La conversation, qui a découlé des origines du manager dans l'écosystème Bitcoiner jusqu'aux défis de l'intelligence artificielle (IA), a laissé un fait concluant qui met en valeur la pertinence de la région : « L'Argentine compte plus de 2 millions d'utilisateurs vérifiés ».

Tout au long de l'interview, Mazza a détaillé non seulement les chiffres, mais aussi la philosophie derrière le scanner de l'iris, les controverses sur la confidentialité et les plans d'intégration avec les gouvernements et les grandes entreprises.

Martín Mazza : du bitcoin à la preuve d'humanité

Pour comprendre l’orientation d’un projet, il est essentiel de comprendre qui est au volant. Mazza n'est pas un nouveau venu dans le monde des actifs numériques. Son incursion a commencé il y a plus de dix ans, captivé par la proposition de valeur du bitcoin (BTC) et les débuts des contrats intelligents sur Ethereum.

«Il y a plus de 10 ans, j'ai commencé à m'intéresser à ce qu'était le bitcoin à cette époque et aux débuts d'Ethereum. (…) J'ai vu que la blockchain, en tant que plate-forme modelable et technologique, est très gentille et peut grandement responsabiliser les personnes et les créateurs », a déclaré Mazza au début de la conférence.
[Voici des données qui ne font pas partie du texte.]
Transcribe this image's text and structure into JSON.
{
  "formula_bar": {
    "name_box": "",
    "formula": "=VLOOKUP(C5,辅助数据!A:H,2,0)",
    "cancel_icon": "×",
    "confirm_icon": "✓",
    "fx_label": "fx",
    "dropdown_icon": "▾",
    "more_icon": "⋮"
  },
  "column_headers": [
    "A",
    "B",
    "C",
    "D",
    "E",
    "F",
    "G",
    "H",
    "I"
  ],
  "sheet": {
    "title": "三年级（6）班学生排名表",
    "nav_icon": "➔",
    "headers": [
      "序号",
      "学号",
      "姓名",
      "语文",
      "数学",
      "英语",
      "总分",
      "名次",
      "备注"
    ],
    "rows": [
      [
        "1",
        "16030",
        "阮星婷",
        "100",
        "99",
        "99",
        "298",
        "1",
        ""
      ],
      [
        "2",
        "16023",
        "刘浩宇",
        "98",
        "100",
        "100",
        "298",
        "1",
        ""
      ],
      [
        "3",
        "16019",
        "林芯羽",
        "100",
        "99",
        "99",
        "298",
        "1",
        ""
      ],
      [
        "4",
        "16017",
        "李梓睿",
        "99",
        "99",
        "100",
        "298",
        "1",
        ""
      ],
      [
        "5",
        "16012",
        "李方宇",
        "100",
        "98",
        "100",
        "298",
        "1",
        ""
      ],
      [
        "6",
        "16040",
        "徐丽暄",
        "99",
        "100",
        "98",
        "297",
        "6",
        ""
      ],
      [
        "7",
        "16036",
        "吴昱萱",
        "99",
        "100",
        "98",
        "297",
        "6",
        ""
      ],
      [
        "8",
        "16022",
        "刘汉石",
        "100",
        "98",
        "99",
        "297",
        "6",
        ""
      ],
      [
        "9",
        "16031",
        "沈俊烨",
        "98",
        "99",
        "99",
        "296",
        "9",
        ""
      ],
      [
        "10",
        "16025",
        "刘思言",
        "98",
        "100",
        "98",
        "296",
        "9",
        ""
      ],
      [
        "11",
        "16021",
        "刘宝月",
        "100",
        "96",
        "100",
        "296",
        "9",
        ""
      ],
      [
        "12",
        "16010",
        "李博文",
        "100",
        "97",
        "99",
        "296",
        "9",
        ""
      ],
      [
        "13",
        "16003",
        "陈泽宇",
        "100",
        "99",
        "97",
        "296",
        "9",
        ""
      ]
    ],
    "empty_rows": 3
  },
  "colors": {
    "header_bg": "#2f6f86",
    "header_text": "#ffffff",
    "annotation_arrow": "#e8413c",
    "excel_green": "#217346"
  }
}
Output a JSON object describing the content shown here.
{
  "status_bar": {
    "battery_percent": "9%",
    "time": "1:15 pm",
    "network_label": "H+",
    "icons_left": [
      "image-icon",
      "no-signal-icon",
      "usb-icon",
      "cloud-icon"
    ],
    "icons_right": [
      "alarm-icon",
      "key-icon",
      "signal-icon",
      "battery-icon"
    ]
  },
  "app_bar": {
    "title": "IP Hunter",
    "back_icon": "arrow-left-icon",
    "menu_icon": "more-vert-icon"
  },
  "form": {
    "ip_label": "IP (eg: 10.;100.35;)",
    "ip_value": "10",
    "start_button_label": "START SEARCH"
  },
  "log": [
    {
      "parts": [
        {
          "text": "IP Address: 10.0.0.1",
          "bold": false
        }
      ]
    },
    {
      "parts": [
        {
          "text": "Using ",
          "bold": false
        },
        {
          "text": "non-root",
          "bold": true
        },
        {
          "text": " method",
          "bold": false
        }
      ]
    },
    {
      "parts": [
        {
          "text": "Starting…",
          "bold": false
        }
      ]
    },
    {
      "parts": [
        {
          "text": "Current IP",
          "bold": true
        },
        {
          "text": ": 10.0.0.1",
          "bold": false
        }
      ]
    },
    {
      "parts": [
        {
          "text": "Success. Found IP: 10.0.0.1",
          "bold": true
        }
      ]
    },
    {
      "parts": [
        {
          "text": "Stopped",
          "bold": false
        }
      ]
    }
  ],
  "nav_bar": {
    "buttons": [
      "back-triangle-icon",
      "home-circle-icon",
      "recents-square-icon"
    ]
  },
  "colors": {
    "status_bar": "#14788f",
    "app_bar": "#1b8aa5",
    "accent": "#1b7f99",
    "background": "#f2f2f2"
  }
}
Sa transition vers le monde a été motivée par la curiosité entrepreneuriale et la recherche de « nouvelles infrastructures ferroviaires et financières ». Ce qui a retenu son attention il y a quatre ans, a-t-il expliqué, c'est l'ampleur de l'ambition du projet : créer une preuve d'humanité privée et anonyme (World ID) distribuée dans le monde entier.

Il est important de faire une distinction technique qui déroute souvent le grand public et que l'exécutif s'est chargé de clarifier : Tools for Humanity est l'entreprise technologique qui développe le protocole, tandis que la World Foundation est l'entité qui le régit. « Nous croyons beaucoup à la décentralisation et au fait que demain il y aura plus d'outils pour l'humanité, plus de développeurs », a-t-il déclaré, soulignant que l'objectif ultime est que le réseau ne dépende pas d'une seule entité.
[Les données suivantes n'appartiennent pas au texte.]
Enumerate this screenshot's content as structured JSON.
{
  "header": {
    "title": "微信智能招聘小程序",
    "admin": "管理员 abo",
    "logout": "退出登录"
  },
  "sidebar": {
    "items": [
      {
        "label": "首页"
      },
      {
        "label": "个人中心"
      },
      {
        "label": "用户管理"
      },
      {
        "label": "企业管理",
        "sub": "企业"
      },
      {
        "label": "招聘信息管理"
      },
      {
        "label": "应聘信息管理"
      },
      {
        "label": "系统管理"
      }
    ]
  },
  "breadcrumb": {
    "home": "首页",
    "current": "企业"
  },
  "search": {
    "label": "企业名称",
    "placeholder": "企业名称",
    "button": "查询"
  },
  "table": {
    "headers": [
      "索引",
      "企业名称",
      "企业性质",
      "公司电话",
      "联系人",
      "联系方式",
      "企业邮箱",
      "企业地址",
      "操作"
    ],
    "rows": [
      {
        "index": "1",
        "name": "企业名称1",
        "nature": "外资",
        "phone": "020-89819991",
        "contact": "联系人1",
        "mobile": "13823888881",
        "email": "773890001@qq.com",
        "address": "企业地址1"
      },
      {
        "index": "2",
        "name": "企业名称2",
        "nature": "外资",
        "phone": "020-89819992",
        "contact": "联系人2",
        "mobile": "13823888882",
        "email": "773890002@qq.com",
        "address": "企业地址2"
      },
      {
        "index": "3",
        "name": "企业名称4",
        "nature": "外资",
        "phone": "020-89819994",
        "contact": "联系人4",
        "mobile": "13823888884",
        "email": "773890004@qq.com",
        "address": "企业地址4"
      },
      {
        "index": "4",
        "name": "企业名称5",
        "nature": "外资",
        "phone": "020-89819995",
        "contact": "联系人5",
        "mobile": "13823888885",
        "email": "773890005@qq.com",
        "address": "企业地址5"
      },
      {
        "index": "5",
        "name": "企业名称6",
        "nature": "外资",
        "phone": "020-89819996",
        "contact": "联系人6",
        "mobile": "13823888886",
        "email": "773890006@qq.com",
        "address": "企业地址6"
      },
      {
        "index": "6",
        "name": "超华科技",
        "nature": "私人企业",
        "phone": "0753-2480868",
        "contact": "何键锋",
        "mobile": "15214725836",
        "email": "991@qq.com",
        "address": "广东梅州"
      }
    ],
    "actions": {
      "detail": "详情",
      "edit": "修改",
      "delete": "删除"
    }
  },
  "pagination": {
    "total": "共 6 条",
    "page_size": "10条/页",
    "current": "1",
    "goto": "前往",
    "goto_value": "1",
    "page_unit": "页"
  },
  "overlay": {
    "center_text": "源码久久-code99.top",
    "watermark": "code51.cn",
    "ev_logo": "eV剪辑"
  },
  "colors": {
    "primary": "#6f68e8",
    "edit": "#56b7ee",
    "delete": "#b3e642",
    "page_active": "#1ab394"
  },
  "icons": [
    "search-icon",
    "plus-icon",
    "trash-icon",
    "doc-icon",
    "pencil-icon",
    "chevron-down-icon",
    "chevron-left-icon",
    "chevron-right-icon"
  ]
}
Quel problème le monde cherche-t-il à résoudre ?

Au cours de l’entretien, l’attention s’est rapidement portée sur la réelle utilité du projet, au-delà de la spéculation boursière. Pourquoi est-il nécessaire de scanner l'iris ? Pour Mazza, la réponse réside dans la prolifération de l’intelligence artificielle et l’incapacité actuelle de distinguer qui se trouve de l’autre côté de l’écran.

Le responsable cite des chiffres alarmants : « Selon une étude du MIT Risk Assessment, la fraude liée à l'intelligence artificielle a augmenté de 6 % à 46 % au cours des 5 dernières années. La fraude en Amérique latine a augmenté de plus de 140 % l'année dernière.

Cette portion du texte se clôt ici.